Kastamonu seyyahların geçiş güzergâhı üzerindeydi. 14.yüzyıldan 20. yüzyıla kentin pek çok yerli ve yabancı seyyah misafiri oldu. Bunlar içerisinde günü birlik gelip geçenler olduğu gibi günlerce hatta haftalarca kalıp kente dair detaylı bilgiler toplayanlar vardı. Kentin misafirlerinden İbn Batuta verdiği bilgilerle bizi 14. yüzyıl Kastamonu'suna ve Kastamonu halkına hayran bırakmaktadır. 17. yüzyılın ünlü seyyahı Evliya Çelebi kenti âlimi şairi ve hafızı bol bir diyar olarak tanımlamaktadır. Evliya'nın çağdaşı Kâtip Çelebi'ye göre ise kent "Türkmenlerin kaidesi"dir.
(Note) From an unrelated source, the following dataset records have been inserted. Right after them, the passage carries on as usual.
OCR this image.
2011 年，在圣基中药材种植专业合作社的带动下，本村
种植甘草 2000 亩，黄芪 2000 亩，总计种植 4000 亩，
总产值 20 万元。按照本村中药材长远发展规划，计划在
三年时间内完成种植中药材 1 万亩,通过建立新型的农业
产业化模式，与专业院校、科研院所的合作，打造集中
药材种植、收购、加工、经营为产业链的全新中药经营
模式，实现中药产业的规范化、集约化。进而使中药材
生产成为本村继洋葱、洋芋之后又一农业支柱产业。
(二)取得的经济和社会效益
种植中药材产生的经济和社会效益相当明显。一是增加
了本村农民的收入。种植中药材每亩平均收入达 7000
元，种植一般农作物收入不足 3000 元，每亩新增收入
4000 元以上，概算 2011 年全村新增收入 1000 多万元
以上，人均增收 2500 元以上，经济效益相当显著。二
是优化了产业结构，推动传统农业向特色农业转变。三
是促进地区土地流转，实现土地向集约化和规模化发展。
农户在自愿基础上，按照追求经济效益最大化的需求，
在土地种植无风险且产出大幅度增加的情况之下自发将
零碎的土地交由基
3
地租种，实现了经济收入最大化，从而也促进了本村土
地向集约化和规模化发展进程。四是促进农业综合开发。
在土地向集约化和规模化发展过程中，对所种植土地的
Yabancı seyyahların Kastamonu'yu ziyaretleri 19. yüzyıla tesadüf etmektedir. Kinneir Boré Aisnworth ve Texiergibi Batılı seyyahlar bu yüzyılda Kastamonu'dan geçmişler ve geride bıraktıkları seyahatnamelerinde kente dair bilgiler vermişlerdir. Bunlarla birlikte kentin 19. yüzyılının sonlarındaki durumu hakkında kayda değer bilgileri Şemsettin Sami'nin Kamusü'l-Âlâm'ında bulmak mümkündür. 20. yüzyıla gelindiğinde kentin iki mühim şahidi vardır. Boyabat'ta dünyaya gelen Rüştiye eğitimini Taşköprü'de alan Yusuf Kemal Tengirşek Vatan Hizmetinde adını verdiği eserinde çocukluğundan kalan hatıraları ile Kastamonu'ya ve Cide'ye yaptığı seyahati sırasındaki gözlemlerini aktarmaktadır. Nahid Sırrı Örik ise 17 Mayıs 1941 tarihinde Kastamonu'ya özel olarak bir yolculuk yapmış ve dört gün kentte kalıp köşe bucak kenti gezerek görüp işittiklerini kaleme almıştır.
İşte Seyyahların Gözüyle Kastamonu tarih boyunca kente uğrayan seyyahların izlenimlerini okuyucuya ulaştırmak amacındadır.